The reports "made us wonder whether the product was safe to take or whether the callers were really telling the truth or not," said Vasquez, who acknowledged having a work-injury case pending against Metabolife.

Testifying from San Diego by video hookup, Vasquez said his job seemed more "like a telemarketer" and the staff was told to be on "heightened security alert" in case of calls from federal food and drug authorities, which were to be transferred to Metabolife's legal department.

Herrmann told the subcommittee, "Clinical trials, not call records from consumers, are the only sound method to evaluate the safety and efficacy of dietary supplements containing ephedra. To my knowledge, there is not a single well-controlled clinical study which demonstrates that ephedra supplements are unsafe when taken as directed."

When subcommittee Chairman James Greenwood, R-Pa., sought to question Vasquez's supervisor, Daniel Rodriguez, about whether nurses were instructed "not to obtain critical information about these adverse health effects" from callers, Rodriguez invoked his Fifth Amendment right against self-incrimination.

Metabolife founder Michael Ellis and former Chief Executive David Brown also refused to testify when Greenwood asked whether Metabolife "put sales above safety" and why it took "several years for Metabolife to send in to the (Food and Drug Administration) 14,000 customer complaint call records . . . after years of insisting that Metabolife had received no such reports."

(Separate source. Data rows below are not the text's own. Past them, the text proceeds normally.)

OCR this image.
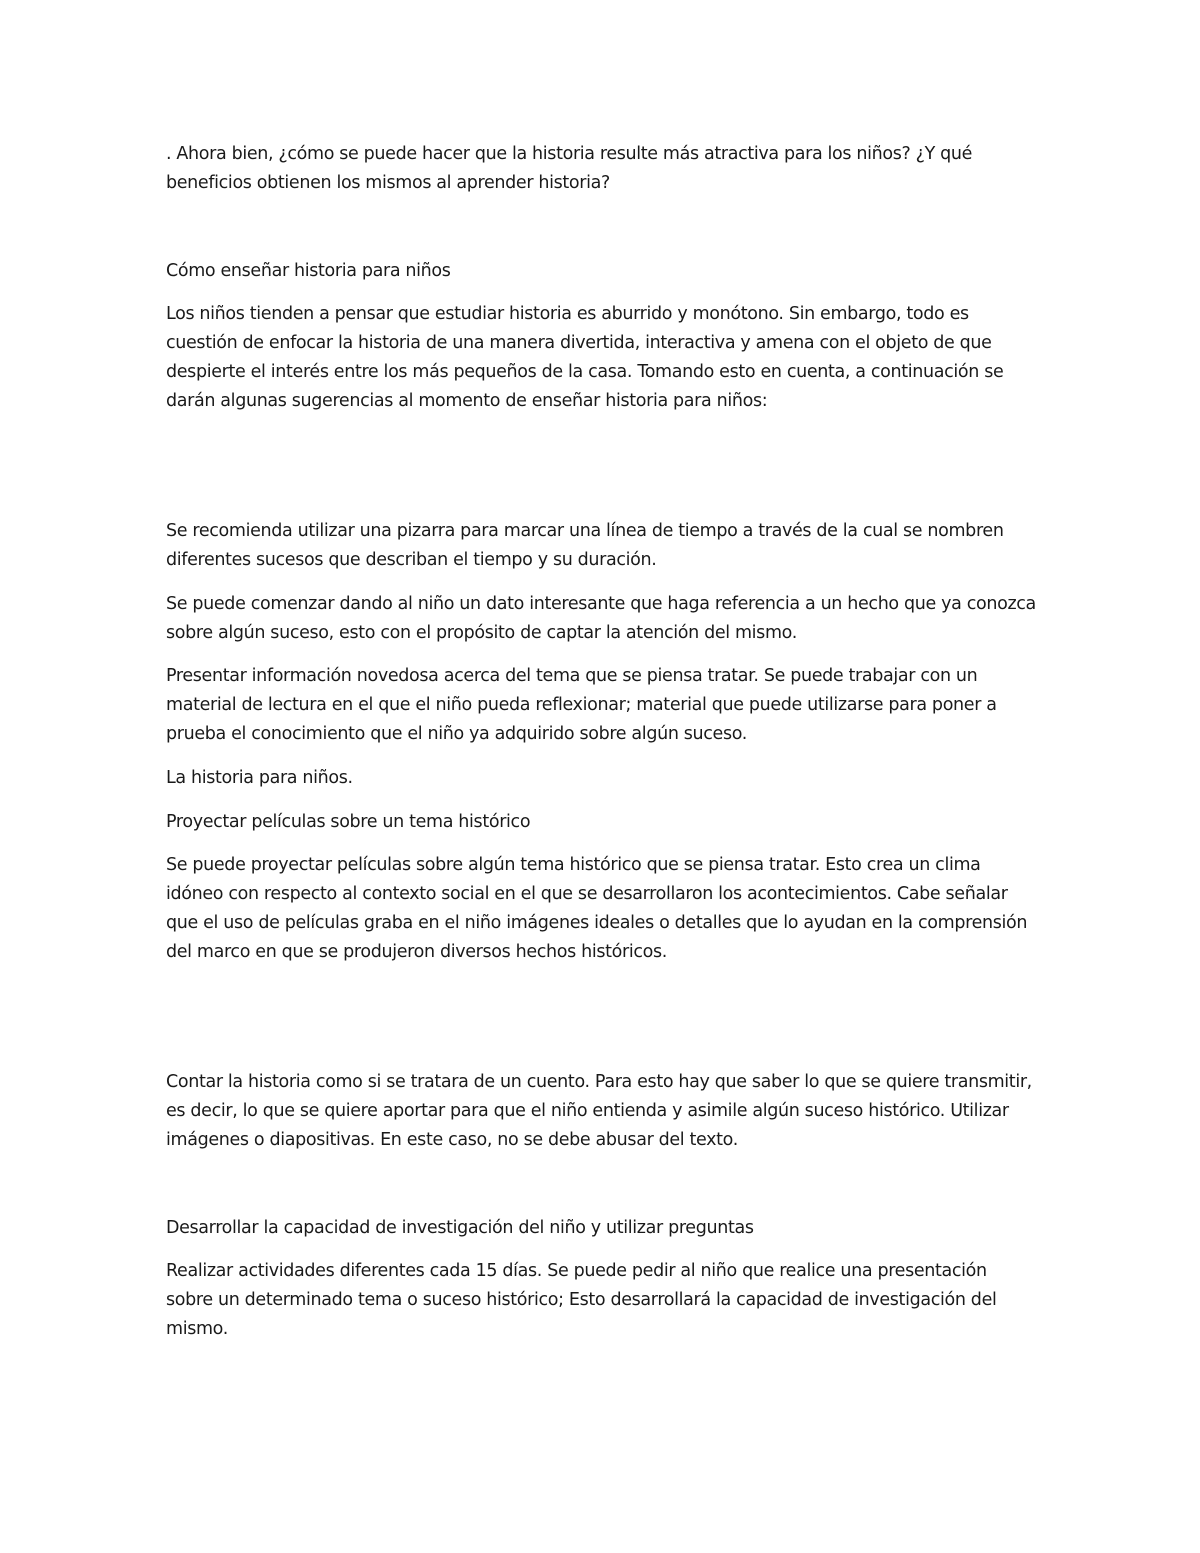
. Ahora bien, ¿cómo se puede hacer que la historia resulte más atractiva para los niños? ¿Y qué beneficios obtienen los mismos al aprender historia?

Cómo enseñar historia para niños

Los niños tienden a pensar que estudiar historia es aburrido y monótono. Sin embargo, todo es cuestión de enfocar la historia de una manera divertida, interactiva y amena con el objeto de que despierte el interés entre los más pequeños de la casa. Tomando esto en cuenta, a continuación se darán algunas sugerencias al momento de enseñar historia para niños:

Se recomienda utilizar una pizarra para marcar una línea de tiempo a través de la cual se nombren diferentes sucesos que describan el tiempo y su duración.

Se puede comenzar dando al niño un dato interesante que haga referencia a un hecho que ya conozca sobre algún suceso, esto con el propósito de captar la atención del mismo.

Presentar información novedosa acerca del tema que se piensa tratar. Se puede trabajar con un material de lectura en el que el niño pueda reflexionar; material que puede utilizarse para poner a prueba el conocimiento que el niño ya adquirido sobre algún suceso.

La historia para niños.

Proyectar películas sobre un tema histórico

Se puede proyectar películas sobre algún tema histórico que se piensa tratar. Esto crea un clima idóneo con respecto al contexto social en el que se desarrollaron los acontecimientos. Cabe señalar que el uso de películas graba en el niño imágenes ideales o detalles que lo ayudan en la comprensión del marco en que se produjeron diversos hechos históricos.

Contar la historia como si se tratara de un cuento. Para esto hay que saber lo que se quiere transmitir, es decir, lo que se quiere aportar para que el niño entienda y asimile algún suceso histórico. Utilizar imágenes o diapositivas. En este caso, no se debe abusar del texto.

Desarrollar la capacidad de investigación del niño y utilizar preguntas

Realizar actividades diferentes cada 15 días. Se puede pedir al niño que realice una presentación sobre un determinado tema o suceso histórico; Esto desarrollará la capacidad de investigación del mismo.
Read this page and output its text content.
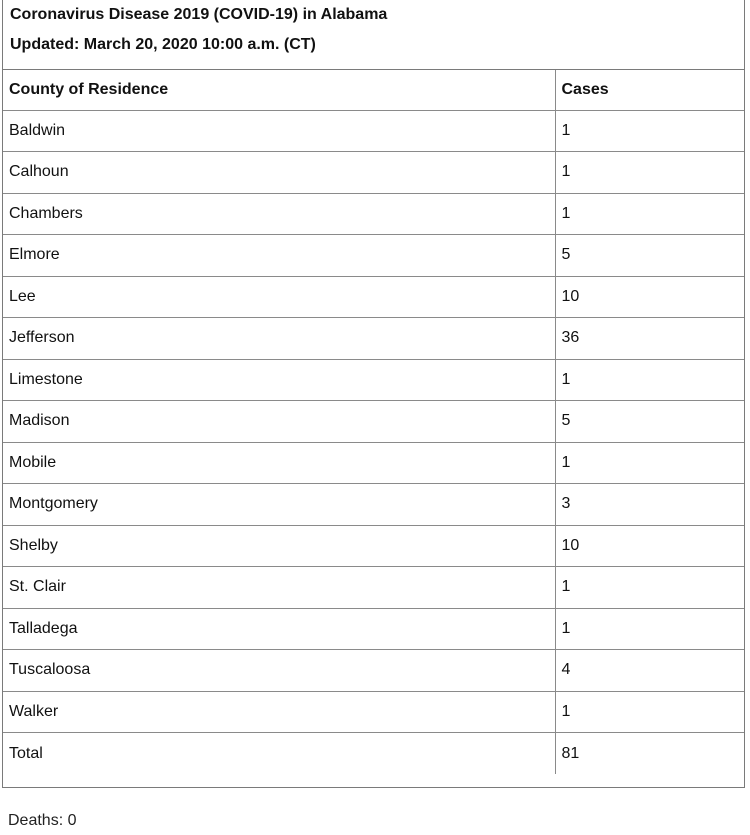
Coronavirus Disease 2019 (COVID-19) in Alabama
Updated: March 20, 2020 10:00 a.m. (CT)
County of Residence	Cases
Baldwin	1
Calhoun	1
Chambers	1
Elmore	5
Lee	10
Jefferson	36
Limestone	1
Madison	5
Mobile	1
Montgomery	3
Shelby	10
St. Clair	1
Talladega	1
Tuscaloosa	4
Walker	1
Total	81
Deaths: 0
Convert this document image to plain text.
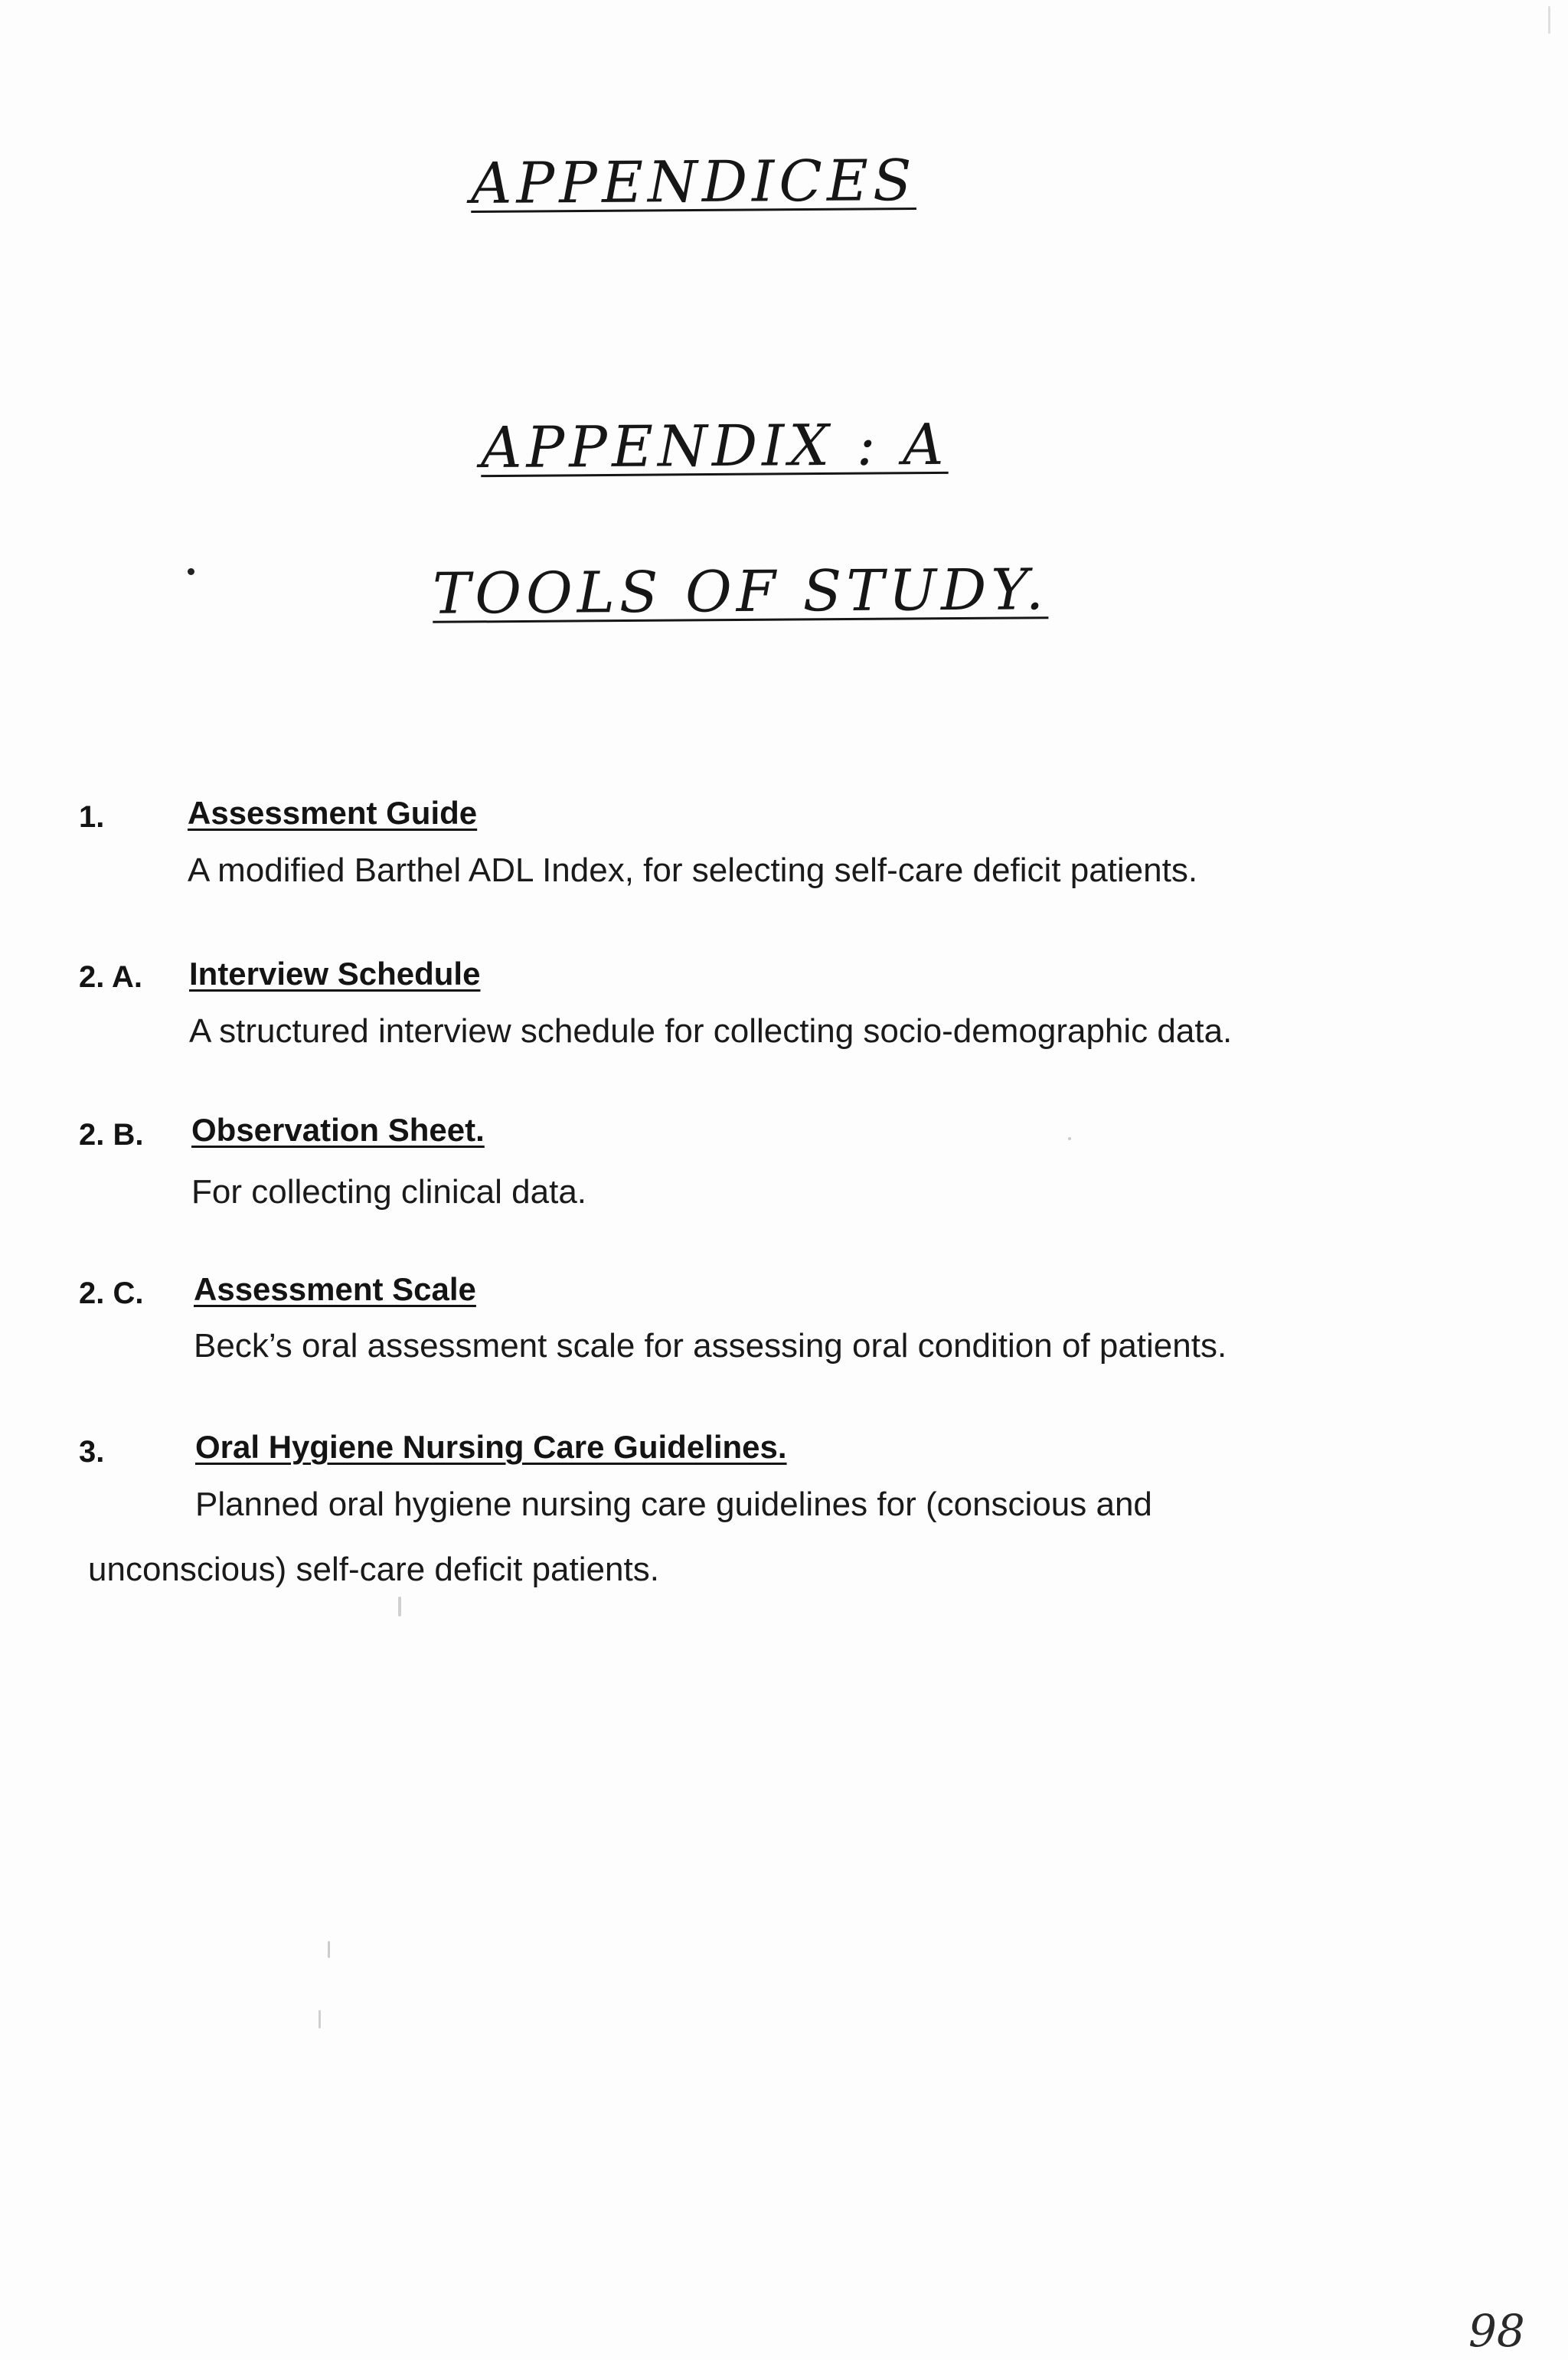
APPENDICES
APPENDIX : A
TOOLS OF STUDY.
1.	Assessment Guide
A modified Barthel ADL Index, for selecting self-care deficit patients.
2. A. Interview Schedule
A structured interview schedule for collecting socio-demographic data.
2. B. Observation Sheet.
For collecting clinical data.
2. C. Assessment Scale
Beck’s oral assessment scale for assessing oral condition of patients.
3.	Oral Hygiene Nursing Care Guidelines.
Planned oral hygiene nursing care guidelines for (conscious and
unconscious) self-care deficit patients.
98
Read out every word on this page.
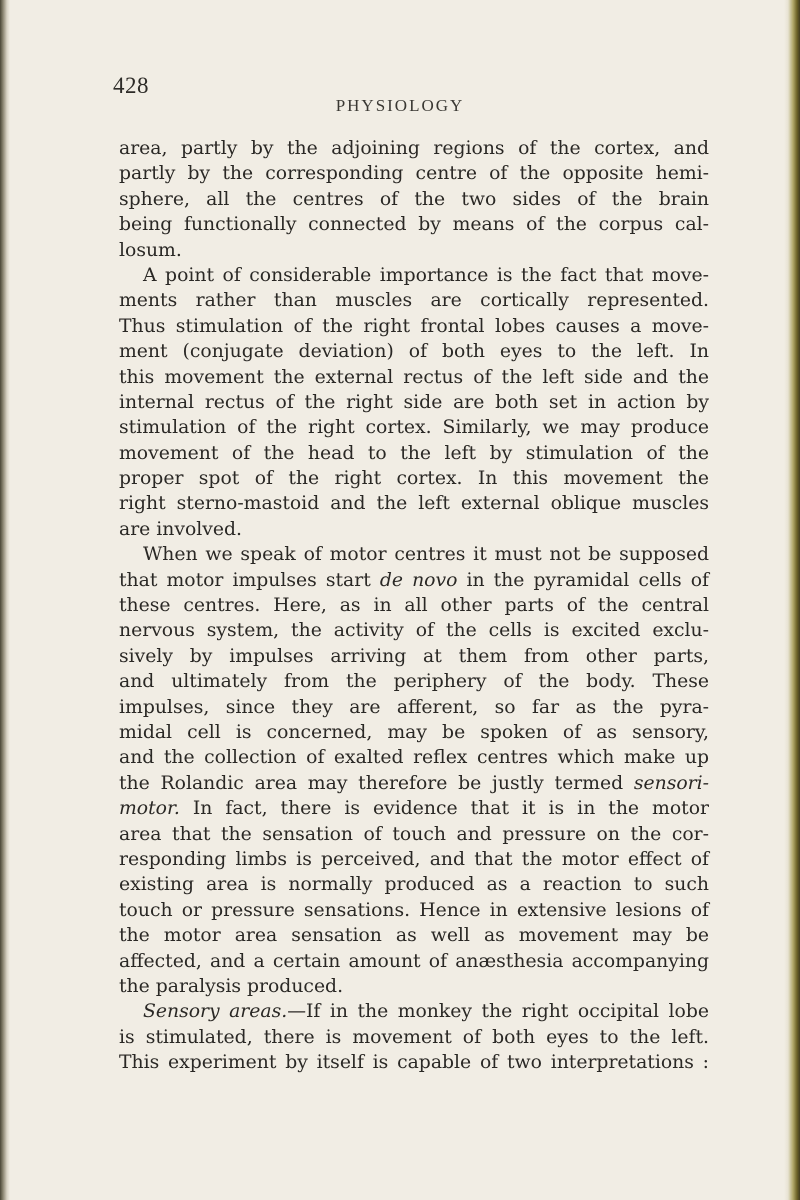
428
PHYSIOLOGY
area, partly by the adjoining regions of the cortex, and
partly by the corresponding centre of the opposite hemi-
sphere, all the centres of the two sides of the brain
being functionally connected by means of the corpus cal-
losum.
A point of considerable importance is the fact that move-
ments rather than muscles are cortically represented.
Thus stimulation of the right frontal lobes causes a move-
ment (conjugate deviation) of both eyes to the left. In
this movement the external rectus of the left side and the
internal rectus of the right side are both set in action by
stimulation of the right cortex. Similarly, we may produce
movement of the head to the left by stimulation of the
proper spot of the right cortex. In this movement the
right sterno-mastoid and the left external oblique muscles
are involved.
When we speak of motor centres it must not be supposed
that motor impulses start de novo in the pyramidal cells of
these centres. Here, as in all other parts of the central
nervous system, the activity of the cells is excited exclu-
sively by impulses arriving at them from other parts,
and ultimately from the periphery of the body. These
impulses, since they are afferent, so far as the pyra-
midal cell is concerned, may be spoken of as sensory,
and the collection of exalted reflex centres which make up
the Rolandic area may therefore be justly termed sensori-
motor. In fact, there is evidence that it is in the motor
area that the sensation of touch and pressure on the cor-
responding limbs is perceived, and that the motor effect of
existing area is normally produced as a reaction to such
touch or pressure sensations. Hence in extensive lesions of
the motor area sensation as well as movement may be
affected, and a certain amount of anæsthesia accompanying
the paralysis produced.
Sensory areas.—If in the monkey the right occipital lobe
is stimulated, there is movement of both eyes to the left.
This experiment by itself is capable of two interpretations :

Later in the hearing, Herrmann told the lawmakers, "I can't believe that anybody would intentionally mislead the FDA or anybody else regarding our products."

The daylong hearing delved into virtually every aspect of the ephedra industry, from its marketing and safety claims to the ingredients used in its products. A second hearing is scheduled for today.

The hearings come as the FDA considers whether to impose stricter regulations on ephedra products, which are largely unregulated under a 1994 law that governs dietary supplements. Some lawmakers, including Rep. Susan Davis, D-San Diego, have introduced legislation to impose controls including mandatory reporting of adverse reactions, strong warning labels and a ban on sales to minors.

The February death of Baltimore Orioles pitcher Steve Bechler, whose heat stroke was linked to his use of an ephedra supplement, heightened concerns over the supplement's safety.

The parents of Bechler and high school football player Sean Riggins of Lincoln, Ill., whose 2002 heart attack death also has been linked to ephedra, urged the lawmakers to crack down on the industry.

"How many Steve Bechlers and Sean Riggins have to die to prove that these (products) are not safe?" said Pat Bechler, a picture of her 23-year-old son propped before her.

"Ephedra is dangerous; it kills, and it needs to be off the market," said Kevin Riggins, Sean's father.

While expressing sympathy for Bechler's family, the head of the New Jersey company that made the supplement Bechler took, Xenadrine RFA-1, said it "did not cause or contribute to Steve Bechler's death."

In testimony submitted to the committee, Nutraquest President Robert Chinery cited the conclusions of a medical examiner hired by the company who said Bechler's heat stroke was caused by "morbid obesity, high blood pressure and heart disease, adverse weather conditions" and other physical and medical factors.

Greenwood called the testimony "terribly misleading," saying Bechler was 10 pounds overweight.